I'm making a sign for my sister's hair shop. Since it will be out in the weather I used pressure treated wood. I was wondering what paint would best suit the situation. I made it T and G, filled the cracks, and plan to route the lettering. It can't be stain it has to be bright paint it is for a handicap parking space in the back of her building. Thanks in advance for any help from anyone. mike


----------



## decoustudio (May 4, 2006)

Hey Mike, I like your new icon photo. Is that your daughter sitting with you? Just kidding.

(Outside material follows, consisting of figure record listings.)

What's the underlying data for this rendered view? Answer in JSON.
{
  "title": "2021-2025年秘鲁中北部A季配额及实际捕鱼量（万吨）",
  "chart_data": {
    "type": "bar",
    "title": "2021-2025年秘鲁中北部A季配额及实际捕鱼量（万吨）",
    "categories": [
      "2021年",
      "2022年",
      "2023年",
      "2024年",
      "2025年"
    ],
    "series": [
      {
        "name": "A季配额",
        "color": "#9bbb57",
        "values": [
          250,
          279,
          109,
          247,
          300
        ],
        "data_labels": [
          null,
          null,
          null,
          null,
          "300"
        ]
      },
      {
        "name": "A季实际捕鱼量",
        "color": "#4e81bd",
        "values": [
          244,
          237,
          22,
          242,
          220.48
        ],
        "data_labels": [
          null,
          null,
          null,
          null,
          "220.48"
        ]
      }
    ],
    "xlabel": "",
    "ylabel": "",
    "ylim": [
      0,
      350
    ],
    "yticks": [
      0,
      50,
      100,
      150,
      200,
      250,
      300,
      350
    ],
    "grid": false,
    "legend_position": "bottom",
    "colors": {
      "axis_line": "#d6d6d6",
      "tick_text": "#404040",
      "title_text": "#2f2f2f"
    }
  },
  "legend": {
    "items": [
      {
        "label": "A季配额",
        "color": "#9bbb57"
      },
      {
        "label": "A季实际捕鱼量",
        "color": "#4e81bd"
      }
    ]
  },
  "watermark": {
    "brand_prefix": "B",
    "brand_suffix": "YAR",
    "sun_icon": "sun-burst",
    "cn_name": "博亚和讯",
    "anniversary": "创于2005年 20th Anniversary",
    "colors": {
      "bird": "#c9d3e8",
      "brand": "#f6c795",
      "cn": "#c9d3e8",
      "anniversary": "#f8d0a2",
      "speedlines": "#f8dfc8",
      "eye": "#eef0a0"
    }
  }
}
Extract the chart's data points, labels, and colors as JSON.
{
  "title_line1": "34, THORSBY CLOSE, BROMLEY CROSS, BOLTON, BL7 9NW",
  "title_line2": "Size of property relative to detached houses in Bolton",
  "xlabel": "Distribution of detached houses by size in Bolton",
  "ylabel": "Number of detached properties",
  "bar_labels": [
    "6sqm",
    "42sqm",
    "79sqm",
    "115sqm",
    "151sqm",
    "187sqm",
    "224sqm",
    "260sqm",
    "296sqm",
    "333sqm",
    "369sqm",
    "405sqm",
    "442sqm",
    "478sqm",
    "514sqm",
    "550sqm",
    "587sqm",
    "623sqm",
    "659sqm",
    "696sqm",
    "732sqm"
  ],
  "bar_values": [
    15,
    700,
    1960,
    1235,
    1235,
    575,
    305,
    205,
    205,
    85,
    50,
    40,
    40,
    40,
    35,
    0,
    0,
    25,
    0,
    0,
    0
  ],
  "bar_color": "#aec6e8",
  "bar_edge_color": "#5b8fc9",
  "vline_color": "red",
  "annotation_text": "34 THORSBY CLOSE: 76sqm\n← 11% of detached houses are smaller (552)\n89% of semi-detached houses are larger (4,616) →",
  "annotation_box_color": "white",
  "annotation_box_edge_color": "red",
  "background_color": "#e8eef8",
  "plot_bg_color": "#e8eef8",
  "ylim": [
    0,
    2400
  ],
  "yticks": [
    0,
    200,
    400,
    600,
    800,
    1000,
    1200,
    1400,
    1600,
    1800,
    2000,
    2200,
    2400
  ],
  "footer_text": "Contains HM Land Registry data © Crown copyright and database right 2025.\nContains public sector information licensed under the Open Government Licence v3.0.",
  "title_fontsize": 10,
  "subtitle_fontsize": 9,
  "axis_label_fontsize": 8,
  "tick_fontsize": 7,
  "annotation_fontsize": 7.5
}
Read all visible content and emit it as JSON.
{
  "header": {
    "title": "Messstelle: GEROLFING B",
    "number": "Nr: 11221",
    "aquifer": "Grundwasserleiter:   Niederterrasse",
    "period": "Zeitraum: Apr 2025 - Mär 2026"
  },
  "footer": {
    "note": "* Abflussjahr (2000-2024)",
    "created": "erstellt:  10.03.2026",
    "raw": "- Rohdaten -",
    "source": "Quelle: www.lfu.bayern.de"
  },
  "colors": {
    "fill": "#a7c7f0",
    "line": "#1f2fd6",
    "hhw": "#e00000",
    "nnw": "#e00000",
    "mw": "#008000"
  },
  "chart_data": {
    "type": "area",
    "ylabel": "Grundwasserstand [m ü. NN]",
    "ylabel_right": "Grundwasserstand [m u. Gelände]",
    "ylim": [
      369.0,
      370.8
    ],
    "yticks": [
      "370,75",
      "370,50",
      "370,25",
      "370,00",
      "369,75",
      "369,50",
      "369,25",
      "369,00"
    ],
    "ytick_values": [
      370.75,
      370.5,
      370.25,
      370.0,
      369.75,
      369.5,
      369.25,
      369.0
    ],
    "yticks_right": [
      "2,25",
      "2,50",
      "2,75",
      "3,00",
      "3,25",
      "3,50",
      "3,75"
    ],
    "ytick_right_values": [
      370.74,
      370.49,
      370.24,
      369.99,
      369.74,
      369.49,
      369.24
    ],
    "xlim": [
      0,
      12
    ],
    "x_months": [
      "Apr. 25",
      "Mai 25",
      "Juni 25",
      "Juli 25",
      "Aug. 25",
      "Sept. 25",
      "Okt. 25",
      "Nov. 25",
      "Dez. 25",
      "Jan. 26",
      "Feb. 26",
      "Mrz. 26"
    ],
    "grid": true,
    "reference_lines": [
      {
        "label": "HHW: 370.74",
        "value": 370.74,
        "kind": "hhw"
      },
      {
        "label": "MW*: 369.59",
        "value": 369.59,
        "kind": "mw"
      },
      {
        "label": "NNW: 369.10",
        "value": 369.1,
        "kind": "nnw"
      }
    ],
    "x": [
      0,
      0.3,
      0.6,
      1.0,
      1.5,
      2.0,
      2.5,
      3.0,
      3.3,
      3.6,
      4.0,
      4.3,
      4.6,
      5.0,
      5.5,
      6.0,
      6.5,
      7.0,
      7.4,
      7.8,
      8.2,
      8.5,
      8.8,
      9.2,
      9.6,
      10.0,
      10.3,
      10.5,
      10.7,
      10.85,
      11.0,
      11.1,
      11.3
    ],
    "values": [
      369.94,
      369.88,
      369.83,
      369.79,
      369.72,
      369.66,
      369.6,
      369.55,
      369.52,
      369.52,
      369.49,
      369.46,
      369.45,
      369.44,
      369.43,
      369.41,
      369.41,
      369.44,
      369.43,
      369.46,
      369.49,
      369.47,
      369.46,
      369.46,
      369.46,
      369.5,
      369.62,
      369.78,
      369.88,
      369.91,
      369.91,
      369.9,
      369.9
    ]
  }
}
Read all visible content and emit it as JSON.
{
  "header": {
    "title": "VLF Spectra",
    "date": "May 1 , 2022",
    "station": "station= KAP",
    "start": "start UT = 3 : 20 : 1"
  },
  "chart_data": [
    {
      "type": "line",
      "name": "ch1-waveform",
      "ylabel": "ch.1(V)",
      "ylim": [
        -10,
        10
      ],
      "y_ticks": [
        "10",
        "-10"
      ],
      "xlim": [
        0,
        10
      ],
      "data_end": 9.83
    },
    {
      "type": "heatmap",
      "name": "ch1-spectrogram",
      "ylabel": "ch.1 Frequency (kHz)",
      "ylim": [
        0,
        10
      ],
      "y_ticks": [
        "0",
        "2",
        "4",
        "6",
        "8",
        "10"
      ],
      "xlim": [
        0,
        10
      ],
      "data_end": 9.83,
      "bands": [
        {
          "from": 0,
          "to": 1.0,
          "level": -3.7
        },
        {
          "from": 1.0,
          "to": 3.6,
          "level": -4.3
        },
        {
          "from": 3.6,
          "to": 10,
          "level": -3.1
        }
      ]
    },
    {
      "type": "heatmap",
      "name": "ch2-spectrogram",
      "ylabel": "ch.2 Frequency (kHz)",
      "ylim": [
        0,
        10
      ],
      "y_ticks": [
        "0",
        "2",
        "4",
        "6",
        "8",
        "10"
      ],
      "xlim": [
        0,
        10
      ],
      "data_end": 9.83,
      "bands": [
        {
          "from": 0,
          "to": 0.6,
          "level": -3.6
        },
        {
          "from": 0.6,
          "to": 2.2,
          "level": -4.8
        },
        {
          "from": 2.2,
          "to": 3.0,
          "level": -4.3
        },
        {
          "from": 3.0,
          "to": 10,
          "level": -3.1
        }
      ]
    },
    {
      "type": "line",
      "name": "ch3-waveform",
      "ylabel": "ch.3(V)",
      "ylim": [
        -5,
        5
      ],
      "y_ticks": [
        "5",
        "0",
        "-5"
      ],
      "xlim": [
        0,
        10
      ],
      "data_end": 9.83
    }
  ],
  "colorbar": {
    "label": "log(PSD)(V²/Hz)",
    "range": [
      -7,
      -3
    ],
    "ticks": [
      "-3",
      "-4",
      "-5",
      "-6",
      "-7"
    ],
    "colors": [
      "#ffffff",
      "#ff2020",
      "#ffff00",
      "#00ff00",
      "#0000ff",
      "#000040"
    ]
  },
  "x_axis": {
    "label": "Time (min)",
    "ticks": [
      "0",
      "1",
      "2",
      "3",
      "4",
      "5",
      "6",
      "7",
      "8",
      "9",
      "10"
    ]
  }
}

I made up a sign last winter out of treated wood. The wood was very dry, had been sitting in my barn for about a year, maybe two. I routed out the letters, and then painted the sign with Oil based external primer. Then, covered that with external latex paint. I'm sad to say that on the side of the sign that faces south (sun facing), the paint is peeling back to bare wood. I'm not sure what I did wrong. I'll be watching to see what the others are experiencing.

thanks for your note,
Mark


----------



## jockmike2 (Oct 10, 2006)

Thanks Mark, I've got about the same, real dry pressure treated wood. I'm wondering If I put something like linseed oil on it first then some oil based paint if that would'nt work? mike


----------



## kjwoodworking (Oct 4, 2007)

Hi guys, I painted a treated fence that I believe had never been primed before painting and practically all the paint had peeled off leaving the bare wood. I pressure washed the fence to cleen it and get all the loose paint off, then let it dry a couple of days. I then used exterior water based zinsser primer and two coats of a good quality exterior latex paint. This has been two years ago and the fence looks great. I had the primer tinted from white to a taupe color since the final coat of paint was going to be brown. I have used this same primer on bathroom tile and it sticks like stink on my dog. It was hard for me to use the water-based primer at first, I was a true believer in another brand of oilbased primer that has worked well in the past, until the fence and a rental house I repaired for the owner to sell. I finally used the zinsser to cover stains the oil based primer would not cover.

Hope this helps


----------



## boboswin (May 23, 2007)

When I was in this business we relied on ONE shot paints.
They are the toughest finishes we could find for outdoors.
They are pricey but the best.

Cheers

Bob


----------



## oscorner (Aug 7, 2006)

Mike, I usually apply one coat of :










then two coats of Sherwin Williams paint and have had great results. It can be found at Lowes, WalMart,etc. and since it is water based the clean up is easy.


----------



## DocK16 (Mar 18, 2007)

I built a bench out of treated wood and used exterior solid color stain instead of paint and it woked well.


----------



## jockmike2 (Oct 10, 2006)

Thanks to everyone that responded, It certainly gives me a number of choices. mike


----------